4 von 4 Kunden fanden die folgende Rezension hilfreich Von Bruno Hafner am 21. August 2006
Verifizierter Kauf
Der Inhalt ist in der Buchbeschreibung (siehe oben) sehr gut beschrieben.

Ich lese schon lange und regelmässig über die Shoah. Die Buchauswahl wird langsam schwierig. Bei der letzten Bestellung (in der ich mal wieder 2 Bücher geordert habe) ist als Nummer 2 dieses Buch dabei gewesen. Ich war eher etwas skeptisch - erwartete nicht zuviel; nicht zuletzt, weil auch keine Rezensionen vorhanden waren ...

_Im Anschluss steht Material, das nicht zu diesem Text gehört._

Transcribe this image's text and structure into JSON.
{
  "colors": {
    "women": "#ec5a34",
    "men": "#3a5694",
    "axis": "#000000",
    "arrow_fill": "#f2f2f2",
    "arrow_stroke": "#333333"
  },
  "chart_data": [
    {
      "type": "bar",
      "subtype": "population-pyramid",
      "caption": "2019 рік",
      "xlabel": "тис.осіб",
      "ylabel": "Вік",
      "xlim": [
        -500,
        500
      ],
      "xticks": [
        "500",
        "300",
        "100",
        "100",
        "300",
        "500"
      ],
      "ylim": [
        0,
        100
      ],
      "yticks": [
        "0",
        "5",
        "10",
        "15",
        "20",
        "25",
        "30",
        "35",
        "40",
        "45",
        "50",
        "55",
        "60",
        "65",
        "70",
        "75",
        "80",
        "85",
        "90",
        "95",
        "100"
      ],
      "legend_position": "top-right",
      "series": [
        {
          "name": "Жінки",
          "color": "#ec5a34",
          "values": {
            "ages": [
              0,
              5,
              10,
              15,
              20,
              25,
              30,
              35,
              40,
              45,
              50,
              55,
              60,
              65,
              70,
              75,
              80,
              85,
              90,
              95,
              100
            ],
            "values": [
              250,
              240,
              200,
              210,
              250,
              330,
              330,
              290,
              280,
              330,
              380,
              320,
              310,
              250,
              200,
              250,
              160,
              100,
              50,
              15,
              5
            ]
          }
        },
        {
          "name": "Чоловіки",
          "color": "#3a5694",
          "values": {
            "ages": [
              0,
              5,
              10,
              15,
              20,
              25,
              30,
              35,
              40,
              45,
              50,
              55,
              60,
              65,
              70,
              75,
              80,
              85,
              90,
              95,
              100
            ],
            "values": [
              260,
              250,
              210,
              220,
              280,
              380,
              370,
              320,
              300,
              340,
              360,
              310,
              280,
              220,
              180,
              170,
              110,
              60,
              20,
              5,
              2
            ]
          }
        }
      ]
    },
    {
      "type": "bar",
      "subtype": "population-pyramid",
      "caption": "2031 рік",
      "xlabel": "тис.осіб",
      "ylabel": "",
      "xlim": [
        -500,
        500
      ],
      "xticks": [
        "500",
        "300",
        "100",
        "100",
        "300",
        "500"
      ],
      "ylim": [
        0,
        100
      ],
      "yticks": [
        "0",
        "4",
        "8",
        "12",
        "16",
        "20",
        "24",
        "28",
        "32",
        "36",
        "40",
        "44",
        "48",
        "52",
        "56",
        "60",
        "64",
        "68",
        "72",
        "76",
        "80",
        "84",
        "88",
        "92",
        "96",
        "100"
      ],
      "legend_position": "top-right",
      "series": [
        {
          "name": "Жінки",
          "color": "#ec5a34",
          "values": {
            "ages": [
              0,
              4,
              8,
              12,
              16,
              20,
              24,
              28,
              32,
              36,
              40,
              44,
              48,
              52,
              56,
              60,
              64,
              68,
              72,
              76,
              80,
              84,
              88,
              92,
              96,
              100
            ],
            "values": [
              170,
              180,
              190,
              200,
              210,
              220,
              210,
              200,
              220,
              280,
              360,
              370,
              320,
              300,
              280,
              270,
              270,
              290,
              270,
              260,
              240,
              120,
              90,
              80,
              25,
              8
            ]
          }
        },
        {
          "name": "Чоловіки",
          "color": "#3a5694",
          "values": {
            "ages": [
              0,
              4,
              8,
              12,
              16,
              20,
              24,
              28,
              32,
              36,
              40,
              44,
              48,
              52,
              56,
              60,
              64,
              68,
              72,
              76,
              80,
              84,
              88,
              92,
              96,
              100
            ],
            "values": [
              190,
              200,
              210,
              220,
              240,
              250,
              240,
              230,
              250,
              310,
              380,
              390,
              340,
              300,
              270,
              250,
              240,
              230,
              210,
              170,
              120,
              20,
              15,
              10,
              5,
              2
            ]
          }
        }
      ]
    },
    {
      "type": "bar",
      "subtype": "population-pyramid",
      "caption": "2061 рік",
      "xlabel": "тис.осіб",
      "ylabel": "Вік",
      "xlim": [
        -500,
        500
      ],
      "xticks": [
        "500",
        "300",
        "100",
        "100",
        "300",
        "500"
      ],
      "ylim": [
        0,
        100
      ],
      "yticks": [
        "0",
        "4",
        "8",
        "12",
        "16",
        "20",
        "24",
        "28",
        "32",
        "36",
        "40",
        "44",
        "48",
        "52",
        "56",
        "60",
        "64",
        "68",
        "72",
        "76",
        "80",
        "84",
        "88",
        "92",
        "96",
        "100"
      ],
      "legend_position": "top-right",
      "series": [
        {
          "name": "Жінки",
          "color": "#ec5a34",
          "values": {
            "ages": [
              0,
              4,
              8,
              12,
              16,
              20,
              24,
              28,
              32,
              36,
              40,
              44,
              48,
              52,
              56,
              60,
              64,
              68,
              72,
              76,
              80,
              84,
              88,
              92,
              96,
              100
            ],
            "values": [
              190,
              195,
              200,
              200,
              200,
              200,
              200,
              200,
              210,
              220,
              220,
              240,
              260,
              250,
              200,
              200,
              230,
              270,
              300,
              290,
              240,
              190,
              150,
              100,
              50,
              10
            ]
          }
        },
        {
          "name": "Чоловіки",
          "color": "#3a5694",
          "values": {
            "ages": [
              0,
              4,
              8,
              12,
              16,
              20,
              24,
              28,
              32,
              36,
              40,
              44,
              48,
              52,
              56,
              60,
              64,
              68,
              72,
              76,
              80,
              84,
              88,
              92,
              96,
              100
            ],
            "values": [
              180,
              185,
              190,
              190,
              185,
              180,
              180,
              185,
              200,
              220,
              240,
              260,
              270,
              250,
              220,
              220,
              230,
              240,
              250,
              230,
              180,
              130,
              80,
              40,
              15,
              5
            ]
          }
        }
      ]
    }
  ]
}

Ich frage mich heute noch warum - gehe aber davon aus, dass die Deutsche Version (rel. neu) noch nicht so bekannt ist.

Ich möchte dieses Buch wirklich jedem ans Herz legen, der sich mit dieser (harten) Thematik befasst. Es gehört zur absoluten Spitzenklasse. Eines der besten Bücher, welches ich gelesen habe!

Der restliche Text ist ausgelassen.